Hinzu kommt das geopolitische Risiko. Spannungen zwischen den USA und Iran könnten die Ölströme durch den Persischen Golf gefährden. Sicherheitsbedenken haben in der Vergangenheit viele westliche Energiekonzerne von Großinvestitionen im Irak abgehalten.

Teil einer größeren Strategie

West Qurna 2 ist nicht Chevrons einziges Eisen im Feuer. 2025 schloss der Konzern die 53-Milliarden-Dollar-Übernahme von Hess ab.
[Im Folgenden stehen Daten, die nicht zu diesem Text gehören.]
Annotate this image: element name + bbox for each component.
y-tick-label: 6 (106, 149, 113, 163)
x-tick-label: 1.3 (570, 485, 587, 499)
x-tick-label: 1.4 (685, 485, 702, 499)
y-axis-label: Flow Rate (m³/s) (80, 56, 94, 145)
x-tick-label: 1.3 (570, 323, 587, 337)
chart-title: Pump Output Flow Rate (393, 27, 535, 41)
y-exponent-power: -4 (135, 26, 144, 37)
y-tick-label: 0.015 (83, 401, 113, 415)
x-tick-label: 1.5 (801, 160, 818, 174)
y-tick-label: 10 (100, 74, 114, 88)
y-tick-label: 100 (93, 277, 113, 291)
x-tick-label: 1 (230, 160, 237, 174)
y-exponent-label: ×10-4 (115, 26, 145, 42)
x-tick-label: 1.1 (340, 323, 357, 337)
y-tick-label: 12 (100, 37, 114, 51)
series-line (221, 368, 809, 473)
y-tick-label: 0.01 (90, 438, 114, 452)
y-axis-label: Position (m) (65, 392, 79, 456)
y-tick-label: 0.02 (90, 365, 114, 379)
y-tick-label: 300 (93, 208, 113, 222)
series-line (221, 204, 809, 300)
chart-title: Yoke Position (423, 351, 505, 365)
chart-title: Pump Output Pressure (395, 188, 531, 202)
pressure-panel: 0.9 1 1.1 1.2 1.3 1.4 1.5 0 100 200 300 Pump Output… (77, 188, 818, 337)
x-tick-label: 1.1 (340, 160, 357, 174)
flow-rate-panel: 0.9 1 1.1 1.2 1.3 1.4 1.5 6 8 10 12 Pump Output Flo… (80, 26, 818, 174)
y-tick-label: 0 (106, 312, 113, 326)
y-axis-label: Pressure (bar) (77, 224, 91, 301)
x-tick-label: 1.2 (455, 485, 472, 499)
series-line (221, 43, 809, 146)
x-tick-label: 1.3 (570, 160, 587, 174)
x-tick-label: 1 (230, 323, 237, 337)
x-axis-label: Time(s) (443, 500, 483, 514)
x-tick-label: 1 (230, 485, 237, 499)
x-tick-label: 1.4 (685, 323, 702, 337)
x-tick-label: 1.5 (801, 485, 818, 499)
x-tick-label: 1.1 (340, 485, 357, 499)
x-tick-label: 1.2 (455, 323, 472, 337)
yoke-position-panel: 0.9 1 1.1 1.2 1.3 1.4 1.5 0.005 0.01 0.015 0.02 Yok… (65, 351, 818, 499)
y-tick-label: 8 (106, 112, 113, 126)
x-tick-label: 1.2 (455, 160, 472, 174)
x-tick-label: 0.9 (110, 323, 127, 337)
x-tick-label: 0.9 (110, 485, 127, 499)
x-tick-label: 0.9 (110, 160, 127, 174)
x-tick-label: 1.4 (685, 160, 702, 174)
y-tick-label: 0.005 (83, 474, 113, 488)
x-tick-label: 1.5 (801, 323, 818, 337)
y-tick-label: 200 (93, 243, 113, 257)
Im August 2025 sicherte sich Chevron außerdem das Nassiriya-Projekt im Irak, das binnen sieben Jahren bis zu 600.000 Barrel täglich liefern könnte.

Auch außerhalb des Iraks expandiert Chevron: Im Februar 2026 stieg das Unternehmen mit einem Explorationsblock im libyschen Sirte-Becken ein und sicherte sich vier Offshore-Lizenzen vor der griechischen Küste.

Ausblick

Irak plant, seine Förderkapazität bis 2029 auf mehr als 6 Millionen Barrel pro Tag zu steigern. Dafür braucht Bagdad Partnerschaften mit westlichen Ölkonzernen. Für Chevron bietet West Qurna 2 eine Chance, die eigene Produktion deutlich auszubauen – sofern die wirtschaftlichen und politischen Rahmenbedingungen passen. Die nächsten Monate werden zeigen, ob aus den exklusiven Verhandlungen ein finaler Vertrag wird.